The issues may be different in treatment guidelines, as we are dealing with a smaller population of patients with a vested interest in a treatment that may save their life. No reasonable person would recommend a randomized controlled study of appendectomy versus sham operation in the case of acute appendicitis, because there is no direct evidence of the benefits of appendectomy. Yet, even when dealing with treatment guidelines it is important to re-examine practices that may appear innocuous and may turn out to be detrimental to the patients. A sobering call came from a randomized controlled study demonstrating that a policy of blood transfusions ad lib was associated with an increased mortality in the intensive care units when compared with a policy that restricted blood transfusions [8].

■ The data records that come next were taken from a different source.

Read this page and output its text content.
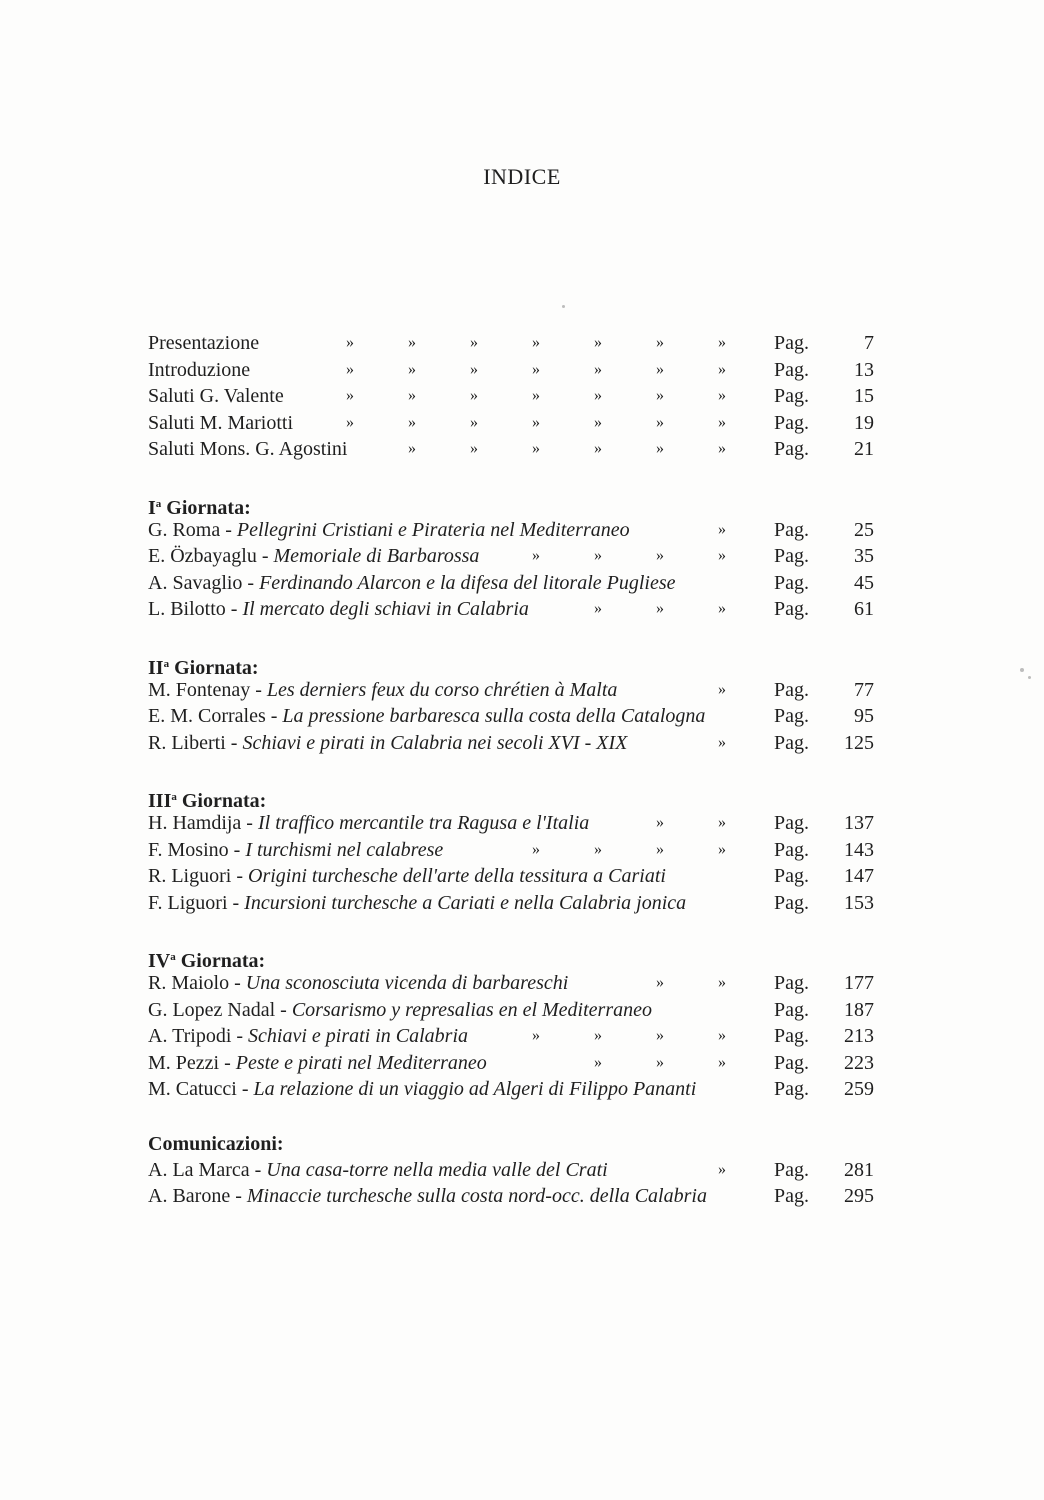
INDICE
Presentazione	»	»	»	»	»	»	» Pag.	7
Introduzione	»	»	»	»	»	»	» Pag. 13
Saluti G. Valente	»	»	»	»	»	»	» Pag. 15
Saluti M. Mariotti	»	»	»	»	»	»	» Pag. 19
Saluti Mons. G. Agostini	»	»	»	»	»	» Pag. 21
$I^a$ Giornata:
G. Roma - Pellegrini Cristiani e Pirateria nel Mediterraneo	» Pag. 25
E. Özbayaglu - Memoriale di Barbarossa	»	»	»	» Pag. 35
A. Savaglio - Ferdinando Alarcon e la difesa del litorale Pugliese	Pag. 45
L. Bilotto - Il mercato degli schiavi in Calabria	»	»	» Pag. 61
$II^a$ Giornata:
M. Fontenay - Les derniers feux du corso chrétien à Malta	» Pag. 77
E. M. Corrales - La pressione barbaresca sulla costa della Catalogna	Pag. 95
R. Liberti - Schiavi e pirati in Calabria nei secoli XVI - XIX	» Pag. 125
III$^a$ Giornata:
H. Hamdija - Il traffico mercantile tra Ragusa e l'Italia	»	» Pag. 137
F. Mosino - I turchismi nel calabrese	»	»	»	» Pag. 143
R. Liguori - Origini turchesche dell'arte della tessitura a Cariati	Pag. 147
F. Liguori - Incursioni turchesche a Cariati e nella Calabria jonica	Pag. 153
$IV^a$ Giornata:
R. Maiolo - Una sconosciuta vicenda di barbareschi	»	» Pag. 177
G. Lopez Nadal - Corsarismo y represalias en el Mediterraneo	Pag. 187
A. Tripodi - Schiavi e pirati in Calabria	»	»	»	» Pag. 213
M. Pezzi - Peste e pirati nel Mediterraneo	»	»	» Pag. 223
M. Catucci - La relazione di un viaggio ad Algeri di Filippo Pananti	Pag. 259
Comunicazioni:
A. La Marca - Una casa-torre nella media valle del Crati	» Pag. 281
A. Barone - Minaccie turchesche sulla costa nord-occ. della Calabria	Pag. 295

Guidelines are here to stay, and they are aimed to protect the patients from the avarice of third party payers or the vagaries of individual practitioners, but they may be lethal when they are applied indiscriminately irrespective of the patient to whom they are applied. It is clear that discovery of a breast nodule in a 95-year-old demented woman would not improve her survival and may be associated with anguish and severe treatment complications; it is clear that lowering the blood pressure or the cholesterol of a mild hypertensive patients with metastatic colon cancer will only increase the suffering of that patient, unless the patient is at risk of a stroke or a heart attack that may kill him/her prior to the cancer.

We should all thank Ricci et al. for their study that denounces the unreliability and the inconsistencies of treatment guidelines. To assure that the guidelines are at the service of the person we should always ask on what kind of evidence are they based and whether they will be beneficial to the individual patient.